В письме от 18 (30) июня 1858 г. министр внутренних дел граф С. С. Ланской[896] дал официальную оценку подозрительному изданию: «Означенная книжка, содержащая в себе, кроме краткого изложения предметов верования и событий церкви, русские молитвы с примесью римско-католического вероучения и догматов, явно направлена к укоренению в нашем народе понятий, не согласных с догматами господствующей церкви». Министр поручил губернатору «в видах прекращения распространения оной между православными жителями» отбирать у приезжающих из Норвегии эти книжки и, по возможности, «исследовать негласно» от кого именно она была получена[897].
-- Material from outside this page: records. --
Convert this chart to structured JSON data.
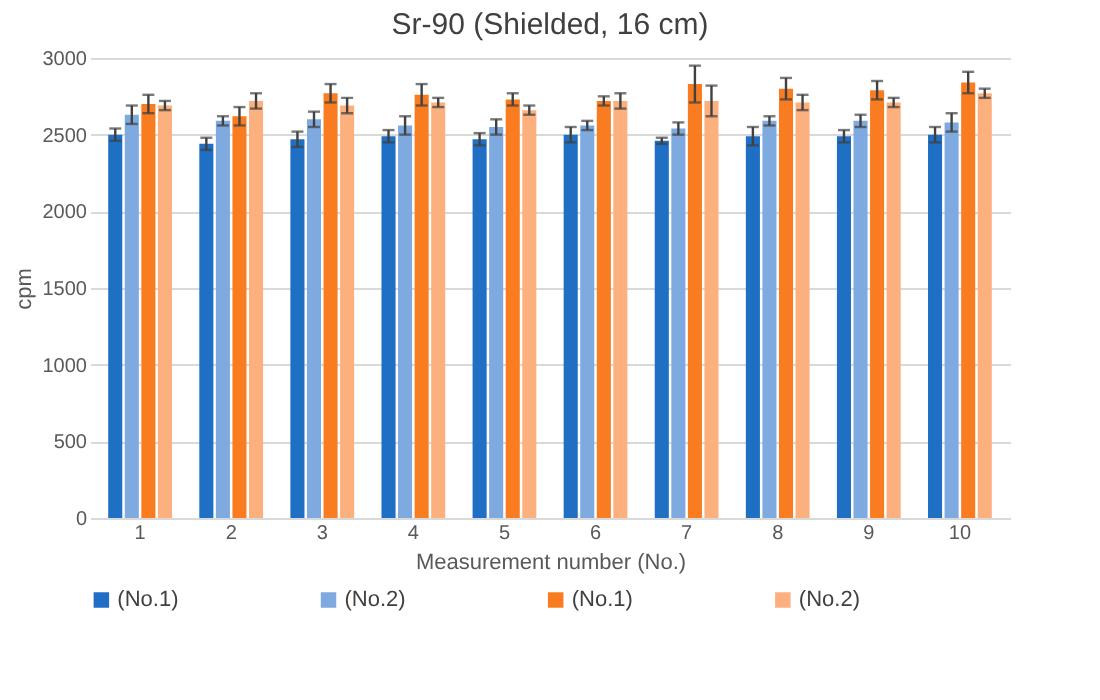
{
  "chart_data": {
    "type": "bar",
    "title": "Sr-90 (Shielded, 16 cm)",
    "xlabel": "Measurement number (No.)",
    "ylabel": "cpm",
    "categories": [
      "1",
      "2",
      "3",
      "4",
      "5",
      "6",
      "7",
      "8",
      "9",
      "10"
    ],
    "series": [
      {
        "name": "(No.1)",
        "color": "#1f6fc5",
        "values": [
          2500,
          2440,
          2470,
          2490,
          2470,
          2500,
          2460,
          2490,
          2490,
          2500
        ],
        "errors": [
          40,
          40,
          50,
          40,
          40,
          50,
          20,
          60,
          40,
          50
        ]
      },
      {
        "name": "(No.2)",
        "color": "#7faadf",
        "values": [
          2630,
          2590,
          2600,
          2560,
          2550,
          2560,
          2540,
          2590,
          2590,
          2580
        ],
        "errors": [
          60,
          30,
          50,
          60,
          50,
          30,
          40,
          30,
          40,
          60
        ]
      },
      {
        "name": "(No.1)",
        "color": "#f97d20",
        "values": [
          2700,
          2620,
          2770,
          2760,
          2730,
          2720,
          2830,
          2800,
          2790,
          2840
        ],
        "errors": [
          60,
          60,
          60,
          70,
          40,
          30,
          120,
          70,
          60,
          70
        ]
      },
      {
        "name": "(No.2)",
        "color": "#fcb07e",
        "values": [
          2690,
          2720,
          2690,
          2710,
          2660,
          2720,
          2720,
          2710,
          2710,
          2770
        ],
        "errors": [
          30,
          50,
          50,
          30,
          30,
          50,
          100,
          50,
          30,
          30
        ]
      }
    ],
    "ylim": [
      0,
      3000
    ],
    "yticks": [
      0,
      500,
      1000,
      1500,
      2000,
      2500,
      3000
    ],
    "grid": "y",
    "legend": "bottom"
  }
}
9 (21) июля 1858 г. архангельский гражданский губернатор отдал соответствующее распоряжение полицмейстеру и уездным исправникам, обязав их представлять ему донесения о результатах каждые четыре месяца[898]. Обращение за помощью к полиции результатов не дало. На протяжении последующих 9 лет раз в четыре месяца полицмейстер и исправники писали, что «Сокровища христианина» на вверенной им территории «не находилось», «не обнаружено», «не оказалось», «не отыскано», «не открыто», «не замечено»[899]. Поток этих отписок в 1867 г. прекратил архангельский губернатор князь С. П. Гагарин[900] письмом от 12 (24) апреля:
«Не имея в настоящее время надобности в получении этих срочных донесений, даю о сем знать гг. полицмейстеру и исправникам для надлежащего исполнения, но вместе с тем поручаю иметь строгое негласное наблюдение за нераспространением означенного издания между местными жителями; особенно же строгий в этом отношении надзор следует учредить за прибывающими из Норвегии лицами, так как из предложения г. министра внутренних дел от 18 июня 1858 г. видно, что книжка эта ввезена была сюда в 1857 г. беломорскими промышленниками из Норвегии; затем если она и ныне появится, то, отобрав ее, тотчас представить мне, негласно исследовав — от кого, где и когда получена»[901].
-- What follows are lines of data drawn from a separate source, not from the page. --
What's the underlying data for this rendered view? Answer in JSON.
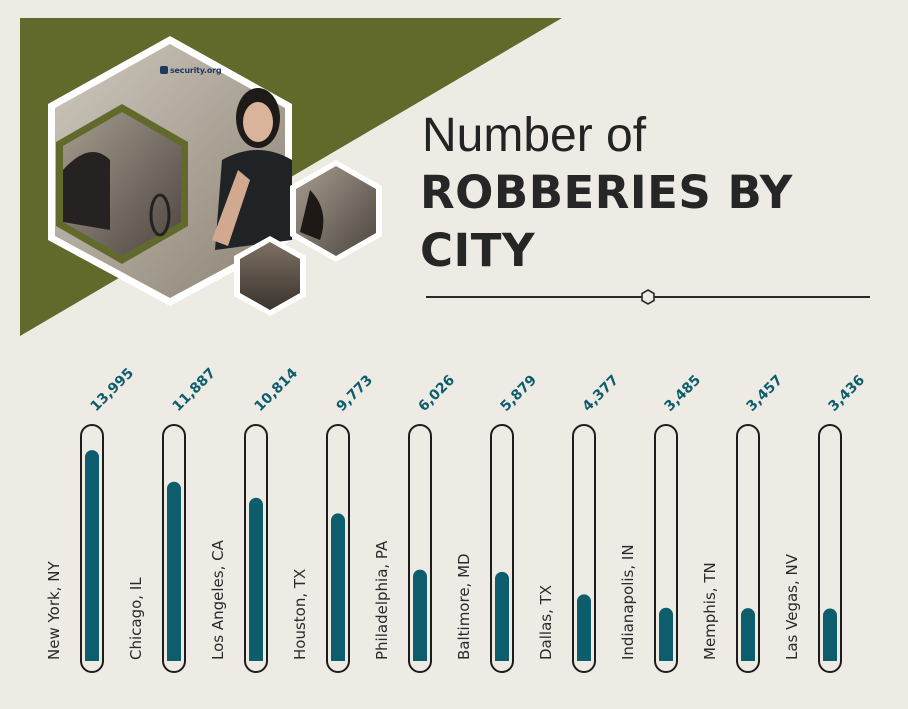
{
  "brand": {
    "name": "security.org"
  },
  "title": {
    "line1": "Number of",
    "line2": "ROBBERIES BY CITY"
  },
  "colors": {
    "accent": "#0d5d6d",
    "olive": "#616a2b",
    "background": "#eeebe5",
    "text": "#262626"
  },
  "chart_data": {
    "type": "bar",
    "title": "Number of ROBBERIES BY CITY",
    "xlabel": "",
    "ylabel": "",
    "ylim": [
      0,
      15000
    ],
    "categories": [
      "New York, NY",
      "Chicago, IL",
      "Los Angeles, CA",
      "Houston, TX",
      "Philadelphia, PA",
      "Baltimore, MD",
      "Dallas, TX",
      "Indianapolis, IN",
      "Memphis, TN",
      "Las Vegas, NV"
    ],
    "values": [
      13995,
      11887,
      10814,
      9773,
      6026,
      5879,
      4377,
      3485,
      3457,
      3436
    ],
    "value_labels": [
      "13,995",
      "11,887",
      "10,814",
      "9,773",
      "6,026",
      "5,879",
      "4,377",
      "3,485",
      "3,457",
      "3,436"
    ]
  }
}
В 1860 г. слухи о С. С. Джунковском привлекли внимание епископа архангельского Александра, который инициировал проведение специального расследования его деятельности. Часть материалов этого расследования лишь недавно была введена в научный оборот[902].
Летом 1860 г. епископ архангельский Александр получил письмо от священника села Кереть Кемского уезда Федора Ануфриева. В письме содержались жалобы на засилье раскольников в уезде. Они повторялись из года в год, и в них не было ничего нового, но одна из жалоб привлекла внимание Его Преосвященства:
«Проживающий в городе норвежском Тромзене[903], куда весьма многие поморские жители ходят на судах для торговли, папский миссионер, будто бы какой-то польский выходец Джонсковский[904] привлекает торгующих русских подданных… к латинству, нередко зимой проезжает по погостам лопарским для распространения своего учения и заблуждении. Он имеет огромные средства от папского правительства и обещает совратившимся из раскола в униатство разные привилегии в торговле с Норвегией и значительную денежную помощь»[905].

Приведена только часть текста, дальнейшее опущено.